44 - CINEMATOGRAFIA
Perpétuo cresceu
e passou muito tempo a cismar na possibilidade das almas serem imortais, e por
isso mesmo demorou a entender que se podia cinematografar todo o tipo de vidas,
e de mortes também. Filmar nascimentos e todos os crescimentos, filmar a
própria vida, para depois se poder dizer que existimos e fomos criados. O
menino poeta daria tudo para conseguir voltar atrás no tempo com uma câmara para
imortalizar a realidade que foi aquela noite em que se entreteve a abrir
grandes buracos numa parede.
Ninguém me
ouviu, ninguém deu por mim, talvez só mesmo aquele mocho assustador. Foi fazer
queixinhas, noticiou às montanhas e a todos os animais do bosque o que os seus
olhos vermelhos decifraram naquele meu quarto pequeno. Se eu tivesse tido a
ventura de filmar tudo aquilo, podia agora mostrar a todos qual era o seu
tamanho e a tonalidade de seus olhos. Mas as imagens da memória não deixam
vestígios, são sonhos ignorados que não deixam vestígio do que se passou — a
dor desapareceu, até hoje, e novas são estas lágrimas que não me atrevo a controlar.
Não valem nada, deixaram de ser novas e inocentes, valem menos do que a
memória não filmada desse mocho alienígena. Antes tinha toda a inocência do
mundo, com ela atrevi-me a apreciar os meus sonhos e pesadelos por sabê-los
apenas meus. Agora só me queixo por não ter sido capaz de os filmar!
Perpétuo escuta
os passos da morte convocada pela doença maldita. Marília tapa-o com uma manta,
faz ainda muito frio…
- Deixa-me!
Deixa-me, mana! Deixa-me só, vai-te lá embora. O que é que ainda estás aqui a
fazer a esta hora da noite? Adormeci,… devias ter aproveitado para ires tratar
da tua vida. Leva as chaves e fecha o apartamento. Preciso de voltar a
adormecer. Deixa-me, vai… eu fico bem.
A beleza é como
a luz das estrelas, é mentirosa e rapidamente desvanece. É só a isto que
ficamos reduzidos — sabes se amanhã ainda estamos vivos? Mana, como é que tu
podes saber?
Marília não
consegue desprender-se dele. Atrás daquele dessassombro vem sempre um outro, e
a dor é esta coisa imensa que se agiganta de cada vez que o visita, fica cada
vez maior, assume proporções inimagináveis e alastra pelas paredes e teto e
chão e móveis e cortinas e roupas e ela sente o peito a desbravar estradas
douradas e fictícias, naves estranhas com casulos de vidro capazes de curar
Perpétuo, o seu querido irmão. Tudo se reduz a isto, é só a isto que Marília
aprendeu a dar valor.
- Cala-te,
achas mesmo que te vou deixar assim a arder em febre? És parvo, às vezes
consegues mesmo ser parvinho. Bebe ao menos este copo de água, Perpétuo. Tens
de te manter hidratado.
Lá fora, na
rua, naves menos misteriosas acabam de levantar voo. Os jatos potentes dos seus
motores levam consigo as almas dos viajantes, o universo continua assim a
espreguiçar-se, absurdo e ilógico, e onde está Deus?
- A Morte nunca
será bela – diz-lhe Perpétuo, com a doença a toldar-lhe a razão. Será mais uma
de suas misteriosas divagações, e continua – Prepara-te, Marília. Os problemas de
todas as vidas é que a morte chega e tudo se resolve, tudo, absolutamente tudo.

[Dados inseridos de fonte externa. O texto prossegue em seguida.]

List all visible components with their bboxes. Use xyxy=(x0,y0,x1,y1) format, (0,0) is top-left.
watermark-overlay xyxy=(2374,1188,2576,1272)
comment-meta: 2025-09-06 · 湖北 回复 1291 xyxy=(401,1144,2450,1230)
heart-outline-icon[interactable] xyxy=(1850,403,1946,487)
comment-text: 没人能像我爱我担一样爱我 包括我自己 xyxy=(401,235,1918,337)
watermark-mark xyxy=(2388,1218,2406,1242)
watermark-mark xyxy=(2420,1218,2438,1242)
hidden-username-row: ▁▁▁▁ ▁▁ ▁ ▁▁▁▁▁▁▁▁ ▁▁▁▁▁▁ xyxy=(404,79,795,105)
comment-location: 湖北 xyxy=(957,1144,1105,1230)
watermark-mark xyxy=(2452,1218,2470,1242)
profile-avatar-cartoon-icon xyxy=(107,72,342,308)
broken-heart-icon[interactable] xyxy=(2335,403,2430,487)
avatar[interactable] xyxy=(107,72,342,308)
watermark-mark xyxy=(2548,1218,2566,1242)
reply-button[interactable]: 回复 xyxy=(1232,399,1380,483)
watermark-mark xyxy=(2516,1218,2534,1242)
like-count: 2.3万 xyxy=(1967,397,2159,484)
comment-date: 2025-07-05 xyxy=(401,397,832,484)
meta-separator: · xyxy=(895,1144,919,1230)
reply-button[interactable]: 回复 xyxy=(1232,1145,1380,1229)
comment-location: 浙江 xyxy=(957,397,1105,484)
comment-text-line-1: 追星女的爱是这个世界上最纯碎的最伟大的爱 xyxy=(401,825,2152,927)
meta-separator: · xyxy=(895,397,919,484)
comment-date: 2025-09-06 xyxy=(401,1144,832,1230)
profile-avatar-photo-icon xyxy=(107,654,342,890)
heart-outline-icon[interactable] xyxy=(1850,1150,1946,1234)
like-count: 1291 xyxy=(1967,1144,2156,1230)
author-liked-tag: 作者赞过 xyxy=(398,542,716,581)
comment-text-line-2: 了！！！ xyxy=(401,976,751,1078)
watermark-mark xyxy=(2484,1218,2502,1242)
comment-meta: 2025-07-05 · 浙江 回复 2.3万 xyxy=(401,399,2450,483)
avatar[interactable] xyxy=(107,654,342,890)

A vida gira, rodopia, é um carrossel a dançar, e a música da vida engana a
morte, e a literatura que aprendi a entornar em cima dela cria esta ilusão. Na
realidade só existe morte a cores, e nós aprendemos a chamar-lhe vida, porque
ninguém deseja morrer. Eu não quero perder a consciência deste universo que não
conheço, e eu sem ti não sou nada, Marília. Tu és o meu infinito, e a não ser
que essa outra coisa nos separe, seremos sempre eternos, seremos infinitos.
- És mesmo
estúpido? Olha só do que tu te foste lembrar?
Mas Perpétuo
cresceu a acreditar que Deus o criou, e ele a Marília, e ela a Napoleão, e ele
assim que a viu logo a protegeu — o urso depois criou um Deus semelhante a ele,
um gigantesco Deus verdade em forma de urso poderoso, um ser capaz de comandar
uma nave afunilada e de construir outros mundos — outros universos — outros céus
— e de viajar entre eles, pelo meio deles, e em todos os tempos gerados.
Perpétuo cresceu, passou a vida a aprender a fingir, e agora tudo o que ele
escreve existe,… Talvez Marília seja a sua única não ficção.